Maputo, 23 Aug (AIM) – The Mozambican Medical Association (AMM), at a meeting on Wednesday, decided to suspend the doctors’ strike that has been under way for the past month and a half.
The doctor’s decision, announced by the Chairperson of the AMM, Milton Tatia, comes a day after Prime Minister Adriano Maleiane was appointed to chair the negotiations that the government has been holding with the health professionals, replacing the health minister, Armindo Tiago.
“Doctors will return to work tomorrow and in the meantime hope to see progress in negotiations by 2 October”, Tatia said, adding that this is a new chapter in the process of negotiations between the government and the doctors.
The suspension of the strike is thus only for 40 days. If the AMM does not like whatever has been negotiated by 2 October, the health service might be plunged back into misery.
On Wednesday morning, President Filipe Nyusi reiterated his call for an end to the strikes in the health sector. “As fellow citizens, we must continue our dialogue. We would like to hear that our brothers, tomorrow, are back at work. Go back to your posts, go back to the emergency center, back to the laboratory, get behind the wheel of the ambulance and go back to your posts”, he said.
It is not clear whether this intervention by the President had a significant impact on the AMM decision – but it was obvious that the AMM leadership was pleased that future negotiations will be handled by the Prime Minister.
“Based on this advance”, said Tatia, “we have decided to give a vote of confidence to this team that has been created, and we shall provisionally interrupt the strike”.

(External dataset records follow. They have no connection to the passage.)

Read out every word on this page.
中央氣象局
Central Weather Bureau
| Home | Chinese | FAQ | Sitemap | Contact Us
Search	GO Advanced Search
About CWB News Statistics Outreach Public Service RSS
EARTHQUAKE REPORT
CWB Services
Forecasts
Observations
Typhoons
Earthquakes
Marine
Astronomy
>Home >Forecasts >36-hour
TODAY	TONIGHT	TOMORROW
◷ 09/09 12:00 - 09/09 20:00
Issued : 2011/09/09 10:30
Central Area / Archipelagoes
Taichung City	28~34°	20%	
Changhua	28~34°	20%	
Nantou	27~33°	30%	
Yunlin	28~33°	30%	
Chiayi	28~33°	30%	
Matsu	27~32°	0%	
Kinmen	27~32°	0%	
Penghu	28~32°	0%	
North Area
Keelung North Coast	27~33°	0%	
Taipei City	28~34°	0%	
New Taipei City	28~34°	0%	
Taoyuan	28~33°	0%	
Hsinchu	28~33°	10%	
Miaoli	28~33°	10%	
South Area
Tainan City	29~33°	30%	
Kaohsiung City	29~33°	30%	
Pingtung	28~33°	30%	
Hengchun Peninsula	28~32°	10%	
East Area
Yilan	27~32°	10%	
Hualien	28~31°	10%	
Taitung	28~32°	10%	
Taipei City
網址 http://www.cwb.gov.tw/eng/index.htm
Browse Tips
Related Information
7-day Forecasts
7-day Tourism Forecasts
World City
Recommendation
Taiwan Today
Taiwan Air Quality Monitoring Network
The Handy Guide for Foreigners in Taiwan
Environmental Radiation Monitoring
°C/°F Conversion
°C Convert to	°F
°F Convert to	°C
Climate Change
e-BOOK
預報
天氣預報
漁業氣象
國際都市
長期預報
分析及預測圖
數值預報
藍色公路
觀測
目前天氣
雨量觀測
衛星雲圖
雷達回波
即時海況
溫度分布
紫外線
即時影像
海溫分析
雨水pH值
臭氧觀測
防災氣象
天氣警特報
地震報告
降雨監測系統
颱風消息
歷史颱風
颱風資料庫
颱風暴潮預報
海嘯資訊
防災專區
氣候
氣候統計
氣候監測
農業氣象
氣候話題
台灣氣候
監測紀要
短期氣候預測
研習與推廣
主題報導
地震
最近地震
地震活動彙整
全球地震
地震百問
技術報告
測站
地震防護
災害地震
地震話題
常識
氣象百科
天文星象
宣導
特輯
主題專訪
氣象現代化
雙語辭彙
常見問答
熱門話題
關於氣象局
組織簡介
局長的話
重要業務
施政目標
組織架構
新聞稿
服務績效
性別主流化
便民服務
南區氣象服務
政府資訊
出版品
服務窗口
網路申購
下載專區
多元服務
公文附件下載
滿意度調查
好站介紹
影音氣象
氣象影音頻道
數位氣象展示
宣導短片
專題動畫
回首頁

By 2 October, he added, “we shall verify whether particular working conditions that we consider crucial have been complied with”.
Tatia did not say what those conditions are, but, according to the government, the main sticking point has been overtime pay, with the AMM demanding that overtime payments for doctors should be four times higher than for anybody else in the public administration.
There is no sign yet of any end to the second strike in the health service, that called by the Association of United Health Professionals (APSUSM) which claims to represent all health workers other than doctors.
It is not clear how many doctors obeyed the AMM’s strike call. Clearly the strike was not solid, since last week the AMM leadership threatened to expel from the association any doctor who did not go on strike.
In some units, health staff refused to take strike action. Thus none of the doctors or nurses stationed at the cholera treatment centre in the northern city of Nampula stopped work.
But in some large hospitals, a minimum level of services was only possible thanks to the work of foreign doctors and of trainees.
Deputy Health Minister Ilesh Jani was to have given a press conference on Wednesday afternoon about the state of the strikes and of the negotiations. But the press conference was suddenly cancelled without explanation – perhaps because Jani had been informed that the AMM was about to suspend its strike.